While the judgment was thus operative, on April 17, 1989, the insurer tendered the amount of judgment into court but requested that the funds be placed at interest. In our opinion this tender, which was accepted and acted upon by the trial court, amounted to an informal attempt to stay the judgment. It was not intended as full, unconditional satisfaction of the judgment, nor did either party so treat it.

Under the circumstances, therefore, the insurer stayed the judgment and, in our opinion, it is liable for interest accruing thereon at the rate specified in the statute, T.C.A. § 50-6-225(h) until such time as the judgment has been satisfied.
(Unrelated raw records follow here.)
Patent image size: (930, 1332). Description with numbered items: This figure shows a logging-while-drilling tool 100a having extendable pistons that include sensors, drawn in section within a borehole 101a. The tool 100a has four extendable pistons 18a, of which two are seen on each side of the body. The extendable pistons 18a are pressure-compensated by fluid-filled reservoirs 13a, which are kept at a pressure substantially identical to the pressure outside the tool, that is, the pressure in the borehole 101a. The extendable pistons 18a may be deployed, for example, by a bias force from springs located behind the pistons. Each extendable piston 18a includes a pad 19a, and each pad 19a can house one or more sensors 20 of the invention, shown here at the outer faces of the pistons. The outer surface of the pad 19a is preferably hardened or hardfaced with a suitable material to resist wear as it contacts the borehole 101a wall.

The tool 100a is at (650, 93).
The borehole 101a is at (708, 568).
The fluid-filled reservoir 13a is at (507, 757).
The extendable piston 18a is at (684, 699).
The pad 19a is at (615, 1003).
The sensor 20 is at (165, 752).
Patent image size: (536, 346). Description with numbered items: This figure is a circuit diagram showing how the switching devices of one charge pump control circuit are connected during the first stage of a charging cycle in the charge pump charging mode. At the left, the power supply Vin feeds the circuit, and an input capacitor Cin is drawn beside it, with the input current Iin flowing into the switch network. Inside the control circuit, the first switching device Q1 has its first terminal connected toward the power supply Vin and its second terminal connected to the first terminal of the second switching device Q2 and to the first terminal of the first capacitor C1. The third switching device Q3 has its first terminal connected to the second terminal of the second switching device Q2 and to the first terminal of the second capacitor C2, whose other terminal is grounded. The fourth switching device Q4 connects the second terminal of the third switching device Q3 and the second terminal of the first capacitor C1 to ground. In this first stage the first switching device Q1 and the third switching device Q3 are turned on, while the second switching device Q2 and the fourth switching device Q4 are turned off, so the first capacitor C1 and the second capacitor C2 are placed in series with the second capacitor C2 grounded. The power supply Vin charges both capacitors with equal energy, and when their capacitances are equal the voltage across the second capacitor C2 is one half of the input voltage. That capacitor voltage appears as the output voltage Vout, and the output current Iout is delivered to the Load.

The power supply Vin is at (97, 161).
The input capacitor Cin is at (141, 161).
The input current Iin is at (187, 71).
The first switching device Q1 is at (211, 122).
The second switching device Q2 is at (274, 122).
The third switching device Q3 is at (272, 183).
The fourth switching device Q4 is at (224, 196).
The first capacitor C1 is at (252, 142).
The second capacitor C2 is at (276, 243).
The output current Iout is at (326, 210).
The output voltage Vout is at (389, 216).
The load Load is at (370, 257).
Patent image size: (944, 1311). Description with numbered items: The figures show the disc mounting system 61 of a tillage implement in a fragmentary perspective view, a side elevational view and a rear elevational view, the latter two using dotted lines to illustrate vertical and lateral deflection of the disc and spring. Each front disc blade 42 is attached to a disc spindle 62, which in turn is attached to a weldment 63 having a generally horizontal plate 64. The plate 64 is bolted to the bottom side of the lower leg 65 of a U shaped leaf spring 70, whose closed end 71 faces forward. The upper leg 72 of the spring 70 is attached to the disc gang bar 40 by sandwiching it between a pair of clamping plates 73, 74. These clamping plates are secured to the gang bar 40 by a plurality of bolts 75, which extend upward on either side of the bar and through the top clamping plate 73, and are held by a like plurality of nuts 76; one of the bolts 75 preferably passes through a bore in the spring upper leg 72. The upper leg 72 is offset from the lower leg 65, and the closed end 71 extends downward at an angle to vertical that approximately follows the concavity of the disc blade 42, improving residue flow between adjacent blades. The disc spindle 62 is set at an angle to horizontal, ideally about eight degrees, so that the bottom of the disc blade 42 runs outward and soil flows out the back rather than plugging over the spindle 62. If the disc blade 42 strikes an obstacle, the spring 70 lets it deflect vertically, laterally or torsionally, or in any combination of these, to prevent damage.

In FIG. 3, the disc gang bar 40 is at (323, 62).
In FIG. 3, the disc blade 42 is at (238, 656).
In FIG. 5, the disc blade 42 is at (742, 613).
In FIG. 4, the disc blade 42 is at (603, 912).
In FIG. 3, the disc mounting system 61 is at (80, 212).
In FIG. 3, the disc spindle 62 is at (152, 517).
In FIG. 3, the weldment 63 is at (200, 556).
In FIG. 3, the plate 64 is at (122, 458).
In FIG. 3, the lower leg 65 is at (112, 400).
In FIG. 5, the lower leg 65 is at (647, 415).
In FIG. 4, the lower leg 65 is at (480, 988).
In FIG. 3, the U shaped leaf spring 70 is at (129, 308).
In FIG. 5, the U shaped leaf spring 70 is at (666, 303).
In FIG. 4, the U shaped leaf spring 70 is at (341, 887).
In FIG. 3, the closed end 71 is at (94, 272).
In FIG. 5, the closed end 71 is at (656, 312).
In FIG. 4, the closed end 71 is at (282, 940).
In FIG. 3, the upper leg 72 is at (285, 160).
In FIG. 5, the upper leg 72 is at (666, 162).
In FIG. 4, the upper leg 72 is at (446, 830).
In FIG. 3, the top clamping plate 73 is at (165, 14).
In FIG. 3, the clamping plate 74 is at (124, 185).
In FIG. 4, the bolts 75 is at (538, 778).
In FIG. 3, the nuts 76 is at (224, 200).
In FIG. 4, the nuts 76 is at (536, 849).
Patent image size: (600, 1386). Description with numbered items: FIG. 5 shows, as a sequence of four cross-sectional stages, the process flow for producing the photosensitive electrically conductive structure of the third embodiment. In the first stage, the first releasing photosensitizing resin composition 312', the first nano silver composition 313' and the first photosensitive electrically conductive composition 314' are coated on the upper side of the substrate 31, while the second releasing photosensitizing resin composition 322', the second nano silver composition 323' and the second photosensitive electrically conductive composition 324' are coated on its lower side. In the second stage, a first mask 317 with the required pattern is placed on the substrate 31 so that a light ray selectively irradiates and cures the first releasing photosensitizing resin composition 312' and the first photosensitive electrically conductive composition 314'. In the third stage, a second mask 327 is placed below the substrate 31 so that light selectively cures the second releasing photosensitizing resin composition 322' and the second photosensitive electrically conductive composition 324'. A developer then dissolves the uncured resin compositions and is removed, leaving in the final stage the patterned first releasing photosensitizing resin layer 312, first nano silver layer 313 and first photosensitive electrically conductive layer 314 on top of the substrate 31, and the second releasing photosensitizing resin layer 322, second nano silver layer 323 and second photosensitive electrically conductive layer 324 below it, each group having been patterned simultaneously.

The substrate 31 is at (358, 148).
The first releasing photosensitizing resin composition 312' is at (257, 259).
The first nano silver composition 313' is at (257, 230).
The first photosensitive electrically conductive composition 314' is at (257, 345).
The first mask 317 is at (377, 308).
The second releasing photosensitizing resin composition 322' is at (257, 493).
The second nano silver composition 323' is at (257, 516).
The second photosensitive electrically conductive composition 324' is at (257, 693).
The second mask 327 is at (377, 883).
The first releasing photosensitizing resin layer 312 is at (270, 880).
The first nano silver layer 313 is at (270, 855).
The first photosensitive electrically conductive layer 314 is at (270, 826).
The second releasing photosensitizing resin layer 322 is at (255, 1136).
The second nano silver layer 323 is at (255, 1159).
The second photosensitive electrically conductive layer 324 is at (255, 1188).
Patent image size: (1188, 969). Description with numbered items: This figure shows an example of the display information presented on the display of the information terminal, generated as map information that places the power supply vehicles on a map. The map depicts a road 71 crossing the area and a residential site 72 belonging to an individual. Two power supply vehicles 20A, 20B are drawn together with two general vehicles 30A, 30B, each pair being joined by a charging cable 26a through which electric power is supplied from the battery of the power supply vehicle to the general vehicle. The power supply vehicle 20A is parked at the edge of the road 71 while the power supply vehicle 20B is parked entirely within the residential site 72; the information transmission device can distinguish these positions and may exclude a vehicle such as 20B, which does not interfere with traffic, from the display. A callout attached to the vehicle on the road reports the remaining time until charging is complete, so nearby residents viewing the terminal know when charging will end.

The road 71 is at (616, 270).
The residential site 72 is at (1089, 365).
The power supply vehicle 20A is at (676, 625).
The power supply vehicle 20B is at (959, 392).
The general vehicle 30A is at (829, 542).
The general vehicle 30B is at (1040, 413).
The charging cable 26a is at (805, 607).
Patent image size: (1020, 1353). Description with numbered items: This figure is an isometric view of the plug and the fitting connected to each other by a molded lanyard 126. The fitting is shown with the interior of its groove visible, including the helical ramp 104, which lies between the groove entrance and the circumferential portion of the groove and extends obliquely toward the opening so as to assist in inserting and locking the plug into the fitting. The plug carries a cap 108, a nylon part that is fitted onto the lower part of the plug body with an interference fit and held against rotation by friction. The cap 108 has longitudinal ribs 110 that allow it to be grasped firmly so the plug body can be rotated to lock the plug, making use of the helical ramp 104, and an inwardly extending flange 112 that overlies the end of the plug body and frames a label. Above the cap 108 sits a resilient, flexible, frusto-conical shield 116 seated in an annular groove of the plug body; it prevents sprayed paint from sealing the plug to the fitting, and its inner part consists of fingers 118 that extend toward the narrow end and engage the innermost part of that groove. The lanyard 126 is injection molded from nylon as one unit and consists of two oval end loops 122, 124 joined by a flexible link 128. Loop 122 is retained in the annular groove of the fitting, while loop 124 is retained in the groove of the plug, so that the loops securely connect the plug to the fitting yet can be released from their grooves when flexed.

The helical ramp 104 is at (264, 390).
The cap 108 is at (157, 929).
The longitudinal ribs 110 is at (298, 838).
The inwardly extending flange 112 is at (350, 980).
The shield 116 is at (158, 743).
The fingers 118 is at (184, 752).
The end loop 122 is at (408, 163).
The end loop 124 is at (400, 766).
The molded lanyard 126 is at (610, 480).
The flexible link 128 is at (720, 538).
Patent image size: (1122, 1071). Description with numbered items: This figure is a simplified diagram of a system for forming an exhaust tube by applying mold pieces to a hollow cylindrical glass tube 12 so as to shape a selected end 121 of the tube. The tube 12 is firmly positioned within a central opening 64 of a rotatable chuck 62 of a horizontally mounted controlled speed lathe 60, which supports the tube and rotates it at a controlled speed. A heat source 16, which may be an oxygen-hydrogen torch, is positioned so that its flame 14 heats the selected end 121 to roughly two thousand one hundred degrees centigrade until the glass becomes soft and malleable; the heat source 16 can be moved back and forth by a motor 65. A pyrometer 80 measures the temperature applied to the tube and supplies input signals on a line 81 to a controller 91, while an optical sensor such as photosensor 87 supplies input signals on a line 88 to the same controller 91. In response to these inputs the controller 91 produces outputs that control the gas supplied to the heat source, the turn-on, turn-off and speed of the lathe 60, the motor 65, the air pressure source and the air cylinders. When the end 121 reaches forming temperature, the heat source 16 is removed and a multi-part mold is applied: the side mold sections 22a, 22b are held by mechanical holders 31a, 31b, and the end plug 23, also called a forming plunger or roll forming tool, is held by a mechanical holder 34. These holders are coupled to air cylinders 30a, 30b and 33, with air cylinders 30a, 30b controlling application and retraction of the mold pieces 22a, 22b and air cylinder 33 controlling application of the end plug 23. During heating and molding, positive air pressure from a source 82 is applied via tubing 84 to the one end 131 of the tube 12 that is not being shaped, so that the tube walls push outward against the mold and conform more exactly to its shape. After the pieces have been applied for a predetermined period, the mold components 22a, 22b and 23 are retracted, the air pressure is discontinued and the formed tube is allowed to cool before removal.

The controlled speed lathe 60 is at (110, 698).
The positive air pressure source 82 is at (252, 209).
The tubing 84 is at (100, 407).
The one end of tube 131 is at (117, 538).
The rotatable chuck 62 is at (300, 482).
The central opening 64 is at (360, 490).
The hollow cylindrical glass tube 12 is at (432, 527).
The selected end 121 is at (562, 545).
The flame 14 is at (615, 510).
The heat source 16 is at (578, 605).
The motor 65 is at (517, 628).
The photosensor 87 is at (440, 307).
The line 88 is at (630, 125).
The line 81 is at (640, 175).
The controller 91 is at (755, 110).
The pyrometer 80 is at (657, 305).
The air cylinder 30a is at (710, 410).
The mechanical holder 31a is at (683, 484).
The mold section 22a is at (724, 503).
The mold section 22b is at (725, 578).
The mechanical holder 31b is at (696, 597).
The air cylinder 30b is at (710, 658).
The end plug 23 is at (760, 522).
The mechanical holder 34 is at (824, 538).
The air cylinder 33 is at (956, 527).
We find no merit in the contention of the insurance carrier that the statute is unconstitutional because it provides a different rate of interest from that ordinarily applicable to money judgments. No authority is cited in support of that proposition. Nor do we find that the statute unfairly penalizes the insurance carrier when the employee appeals. The carrier could stop interest on the judgment by paying it directly to the employee in such cases, or it could stop interest by making an unconditional tender of the funds to the Clerk in satisfaction of judgment. Where the insurance carrier obtains an order that the funds be held in court pending the appeal, however, or where it otherwise obtains a formal or informal stay of execution, then interest should accrue on the unpaid judgment until the case is disposed of in the appellate court, unless the parties agree otherwise.

The judgment of the trial court is affirmed as modified. Costs incident to the appeal will be taxed to appellee. The cause will be remanded to the trial court for collection of costs accrued there, for disbursement of the funds previously paid into court and for any further proceedings which may be necessary. The insurer, of course, will be allowed a credit for such interest as has accumulated on the funds deposited pursuant to order of the chancellor.

DROWOTA, C.J., and FONES, COOPER and O'BRIEN, JJ., concur. 
      
      . This section provides that if a judgment is appealed, "interest on the judgment or decree shall be computed from the date that the judgment or decree is entered” at a specified rate.
      "Total judgment awarded is computed by the total number of weeks multiplied by the benefit rate without any reduction.”